All season, the Michigan hockey team has been the bully on the block. Its NHL draft picks and depth have lit up the box score. But Friday, the youth of this team showed more than its talent as its mistakes and carelessness allowed No. 17 Western Michigan to roll over the top-ranked Wolverines, 5-2

From the opening puck drop, Michigan little resembled a team coming off of two top-five victories last weekend. 

“We did not play with a work ethic, too many mistakes,” Michigan coach Mel Pearson said. “We made more mistakes tonight than we probably have all four games combined. We just didn’t handle the puck very well.”

The Wolverines were uncharacteristically careless with the puck. Its breakouts were choppy and they were unable to smoothly enter Western Michigan’s defensive zone. Typically, Michigan is dangerous in transition, with players like sophomore forwards Kent Johnson and Matty Beniers leading the way. But tonight, the Broncos’ stout defense prevented any such opportunities. 

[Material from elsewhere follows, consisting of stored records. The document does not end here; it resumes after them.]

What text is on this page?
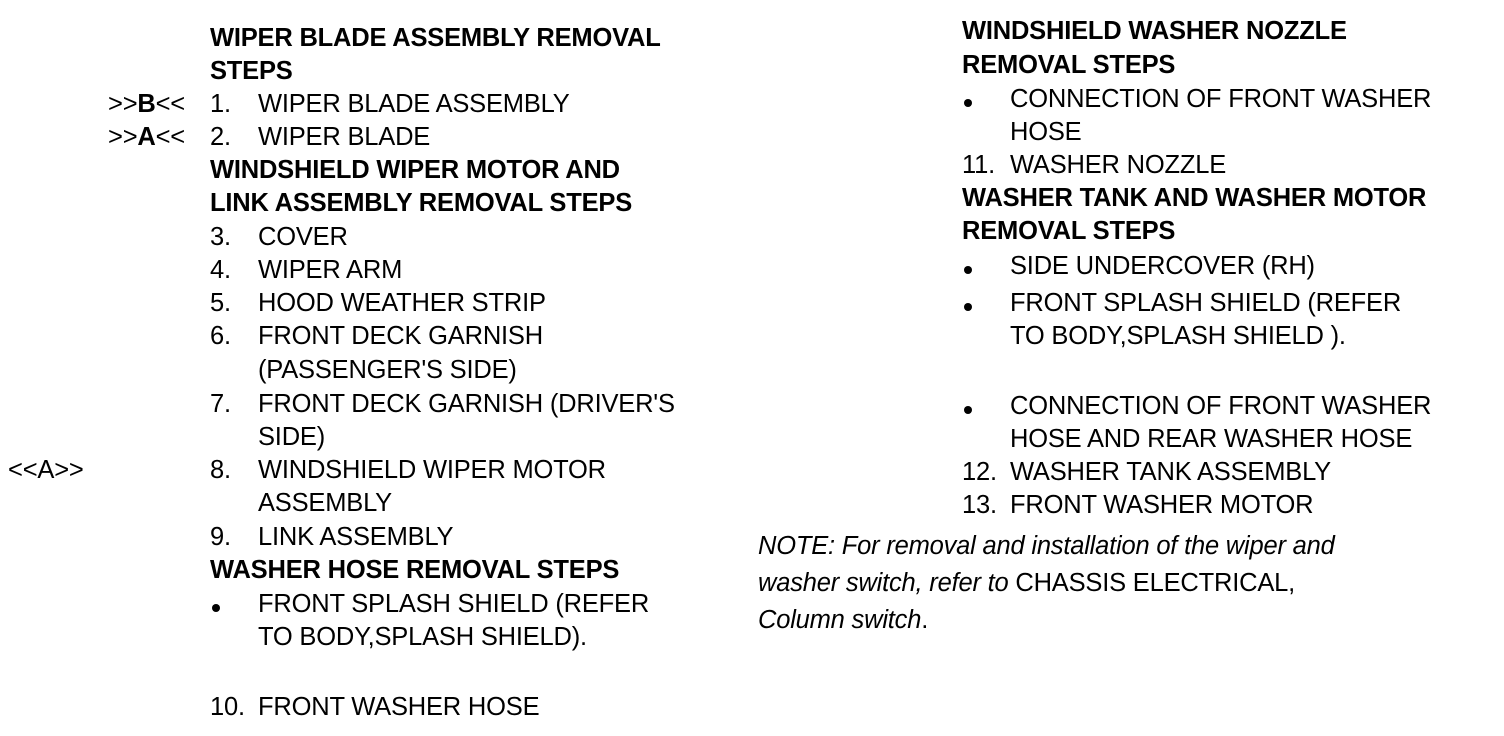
WIPER BLADE ASSEMBLY REMOVAL
STEPS
>>B<< 1. WIPER BLADE ASSEMBLY
>>A<< 2. WIPER BLADE
WINDSHIELD WIPER MOTOR AND
LINK ASSEMBLY REMOVAL STEPS
3. COVER
4. WIPER ARM
5. HOOD WEATHER STRIP
6. FRONT DECK GARNISH
(PASSENGER'S SIDE)
7. FRONT DECK GARNISH (DRIVER'S
SIDE)
<<A>>	8. WINDSHIELD WIPER MOTOR
ASSEMBLY
9. LINK ASSEMBLY
WASHER HOSE REMOVAL STEPS
FRONT SPLASH SHIELD (REFER
TO BODY,SPLASH SHIELD).
10. FRONT WASHER HOSE
WINDSHIELD WASHER NOZZLE
REMOVAL STEPS
CONNECTION OF FRONT WASHER
HOSE
11. WASHER NOZZLE
WASHER TANK AND WASHER MOTOR
REMOVAL STEPS
SIDE UNDERCOVER (RH)
FRONT SPLASH SHIELD (REFER
TO BODY,SPLASH SHIELD ).
CONNECTION OF FRONT WASHER
HOSE AND REAR WASHER HOSE
12. WASHER TANK ASSEMBLY
13. FRONT WASHER MOTOR
NOTE: For removal and installation of the wiper and
washer switch, refer to CHASSIS ELECTRICAL,
Column switch.
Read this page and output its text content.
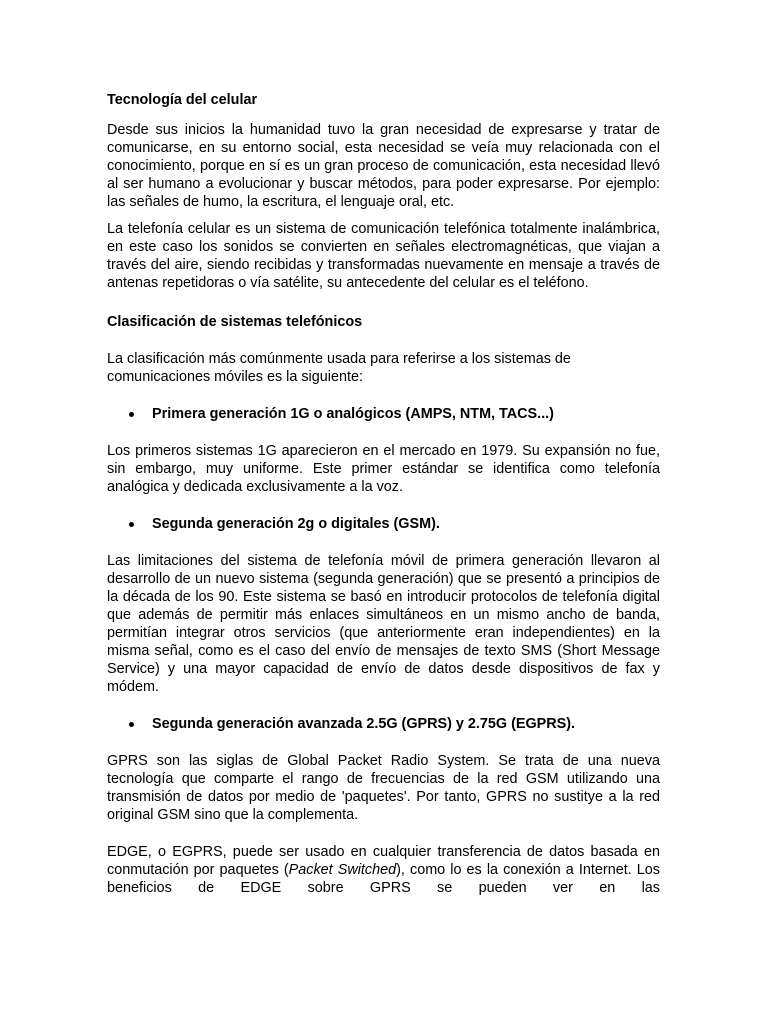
Tecnología del celular

Desde sus inicios la humanidad tuvo la gran necesidad de expresarse y tratar de comunicarse, en su entorno social, esta necesidad se veía muy relacionada con el conocimiento, porque en sí es un gran proceso de comunicación, esta necesidad llevó al ser humano a evolucionar y buscar métodos, para poder expresarse. Por ejemplo: las señales de humo, la escritura, el lenguaje oral, etc.

La telefonía celular es un sistema de comunicación telefónica totalmente inalámbrica, en este caso los sonidos se convierten en señales electromagnéticas, que viajan a través del aire, siendo recibidas y transformadas nuevamente en mensaje a través de antenas repetidoras o vía satélite, su antecedente del celular es el teléfono.

Clasificación de sistemas telefónicos

La clasificación más comúnmente usada para referirse a los sistemas de comunicaciones móviles es la siguiente:

Primera generación 1G o analógicos (AMPS, NTM, TACS...)

Los primeros sistemas 1G aparecieron en el mercado en 1979. Su expansión no fue, sin embargo, muy uniforme. Este primer estándar se identifica como telefonía analógica y dedicada exclusivamente a la voz.

Segunda generación 2g o digitales (GSM).

Las limitaciones del sistema de telefonía móvil de primera generación llevaron al desarrollo de un nuevo sistema (segunda generación) que se presentó a principios de la década de los 90. Este sistema se basó en introducir protocolos de telefonía digital que además de permitir más enlaces simultáneos en un mismo ancho de banda, permitían integrar otros servicios (que anteriormente eran independientes) en la misma señal, como es el caso del envío de mensajes de texto SMS (Short Message Service) y una mayor capacidad de envío de datos desde dispositivos de fax y módem.

Segunda generación avanzada 2.5G (GPRS) y 2.75G (EGPRS).

GPRS son las siglas de Global Packet Radio System. Se trata de una nueva tecnología que comparte el rango de frecuencias de la red GSM utilizando una transmisión de datos por medio de 'paquetes'. Por tanto, GPRS no sustitye a la red original GSM sino que la complementa.

EDGE, o EGPRS, puede ser usado en cualquier transferencia de datos basada en conmutación por paquetes (Packet Switched), como lo es la conexión a Internet. Los beneficios de EDGE sobre GPRS se pueden ver en las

Early in the second period, sophomore defenseman Owen Power slid a pass to Johnson. Located in the slot, Johnson had a great chance to cut the two-goal deficit in half. Unfortunately for the Wolverines, Johnson couldn’t handle the pass and generate a shot. It was one of many missed opportunities for Michigan on a night where they looked sloppy and flat.

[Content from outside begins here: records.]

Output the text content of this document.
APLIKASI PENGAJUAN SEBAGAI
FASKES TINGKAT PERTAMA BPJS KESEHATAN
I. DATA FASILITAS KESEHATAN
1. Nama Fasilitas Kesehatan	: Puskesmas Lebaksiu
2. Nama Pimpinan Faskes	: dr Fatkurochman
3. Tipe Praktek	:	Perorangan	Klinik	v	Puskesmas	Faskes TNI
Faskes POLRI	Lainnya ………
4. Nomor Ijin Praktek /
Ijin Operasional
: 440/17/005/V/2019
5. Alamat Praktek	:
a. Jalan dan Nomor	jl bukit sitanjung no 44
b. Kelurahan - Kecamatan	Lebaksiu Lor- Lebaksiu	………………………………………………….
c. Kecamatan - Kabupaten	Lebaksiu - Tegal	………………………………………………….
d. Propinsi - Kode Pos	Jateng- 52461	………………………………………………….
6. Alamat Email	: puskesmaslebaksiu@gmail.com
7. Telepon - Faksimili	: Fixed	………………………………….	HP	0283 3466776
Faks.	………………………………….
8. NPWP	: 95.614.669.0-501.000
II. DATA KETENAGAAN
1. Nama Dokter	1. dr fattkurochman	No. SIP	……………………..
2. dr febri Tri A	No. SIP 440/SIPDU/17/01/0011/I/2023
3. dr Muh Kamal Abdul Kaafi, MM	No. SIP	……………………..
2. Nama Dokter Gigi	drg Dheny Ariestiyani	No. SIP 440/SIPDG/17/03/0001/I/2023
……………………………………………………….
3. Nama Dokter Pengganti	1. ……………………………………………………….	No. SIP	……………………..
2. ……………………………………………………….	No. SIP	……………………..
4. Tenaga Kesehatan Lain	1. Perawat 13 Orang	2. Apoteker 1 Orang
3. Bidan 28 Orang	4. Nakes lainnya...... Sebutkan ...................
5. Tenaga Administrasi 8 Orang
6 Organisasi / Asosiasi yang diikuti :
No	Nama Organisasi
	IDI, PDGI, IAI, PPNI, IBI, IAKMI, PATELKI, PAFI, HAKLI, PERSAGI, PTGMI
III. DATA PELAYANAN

“We got out-worked,” senior defenseman Nick Blankenburg said. “We didn’t compete as hard as we needed to be up to our expectations. It’s a learning experience for us…we’re just gonna learn from it and move on to tomorrow.” 

Western Michigan’s fourth goal came via another Wolverine error. Sophomore defenseman Jacob Truscott was beaten in a race for the puck in the Michigan defensive zone. After losing the battle, a stampede of Broncos rushed into the play for an odd-man rush. A clinical passing display resulted in an easy goal, extending the lead back to three. 

Even on its worst night of the season, though, the Wolverines’ talent meant they were never quite out of it. With 11 minutes left in the game, Johnson found the back of the net after a redirected Hughes shot. Johnson’s tally gave his team and the crowd life, injecting a pulse of energy into an otherwise unenthusiastic effort.

Despite the glimmers of hope, Michigan ultimately fell short. They were 0-6 on the power play, an area of the game that they typically dominate. Sophomore forward Brendan Brisson had his usual one-timer looks, but none of them hit the twine.

“I don’t know if anything went wrong and obviously we were 0-for-6 but sometimes you’re just not getting the looks that you want,” Blankenburg said. “I think we just gotta simplify and not overcomplicate things.”

This loss does not define the Wolverines, especially considering its already strong résumé. Western Michigan deserved to win tonight, but Michigan proved that it may be its own kryptonite. They did not move the puck well and its backchecking was lazy.

Tomorrow’s rematch in Kalamazoo will be telling of the Wolverines’ ability to handle adversity and bounce back from a loss.